We used a one-step urine TCA test for screening. This is a simple immunochromatographic assay for the rapid detection of TCA [9]. A previous report of diphenhydramine producing a false positive result on the TCA test exists; Sorisky and Watson [10] reported the case of a serum, false positive result for TCA in a person who ingested 2,000 mg diphenhydramine and demonstrated that this false positive reaction had a dose-dependent nature. Farrell reported dimenhydrinate intoxication showing positive TCA assay in fluorescence polarization methods [11]. Dimenhydrate is a combination of diphenhydramine and chlorotheophylline. However, Sorisky did not perform a follow-up test on that case, and, thus, no knowledge exists regarding the duration of such false positive results in serum. In Farrell's case the gas chromatography mass spectrometry analysis performed after 6 h revealed positive diphenhydramine assay. In the present case, false positive reactions on this urine test persisted for at least 60 h. Although we did not perform quantitative testing for diphenhydramine, as far as we know, this is the first case report of prolonged cross-reactivity of diphenhydramine to the TCA in the urine immunoassay evaluating the structural similarities and Tanimoto coefficiency.

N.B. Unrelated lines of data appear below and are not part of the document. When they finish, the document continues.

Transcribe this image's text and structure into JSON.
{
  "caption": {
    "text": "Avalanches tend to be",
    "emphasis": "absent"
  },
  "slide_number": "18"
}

The exact mechanism whereby diphenhydramine shows a false positive result for TCA in the urine is still unclear. All drugs of abuse and toxicology screening immunoassays can be limited by false positivity caused by cross-reactivity from structurally related compounds [12]. According to the Accusign TCA kit, more than 150,000 ng/mL of diphenhydramine can produce a false positive result (0.3% cross-reactivity), and the urine TCA kit's cutoff value for nortriptyline is 1000 ng/mL [8]. Many TCAs and H₁ antihistamines, such as diphenhydramine, have similar actions, for example, anticholinergic and serotonin uptake inhibition [13]. The similar ringed structures and metabolism between diphenhydramine and TCA can contribute to cross-reactivity when the concentration of diphenhydramine exceeds 100 μg/mL [13, 14]. In addition to diphenhydramine, a positive TCA result may be caused by other drugs such as carbamazepine, thioridazine, erphenazine, chlorpromazine, trimeprazine, cyproheptadine, cyclobenzaprine, and norcyclobenzaprine [15]. Due to diphenhydramine's dose-dependent toxicity, patients ingesting diphenhydramine at above 1000 mg dosages are at risk of developing severe intoxication symptoms and, therefore, need hospitalization [1, 3, 7, 9].

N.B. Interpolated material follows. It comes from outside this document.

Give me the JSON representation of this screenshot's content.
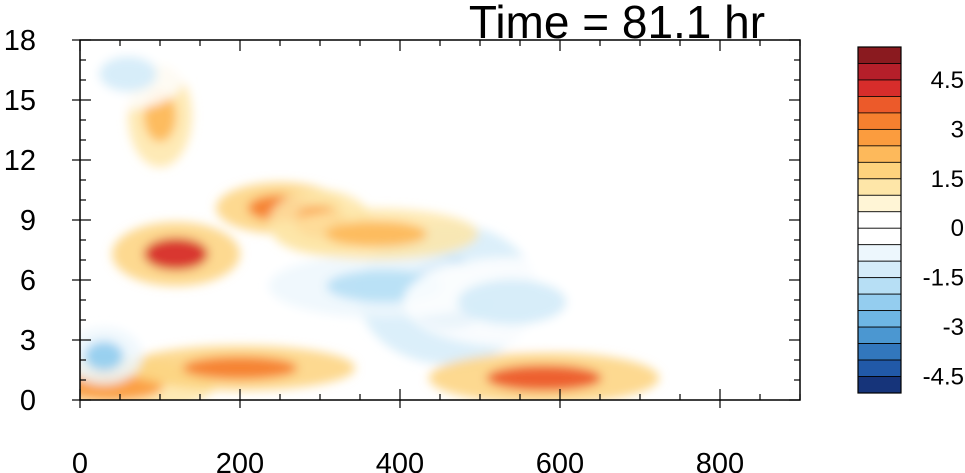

Regarding cross-reactivity between diphenhydramines and TCAs, it is important to note that not all drugs within these classes may exhibit the same level of cross-reactivity. Therefore, it would be necessary to consider all other TCA molecules and not make generalizations to calculate the degree of structural similarities between dephenhydramine and imipramine.

Considering the similarities between diphenhydramine and TCA intoxication, emergency physicians should consider the possibility of cross-reactivity in the diagnosis of a patient with unknown acute drug intoxication. The present case suggests that diphenhydramine overdose may cause cerebellar ataxia and show prolonged cross-reactivity as TCA in the urine.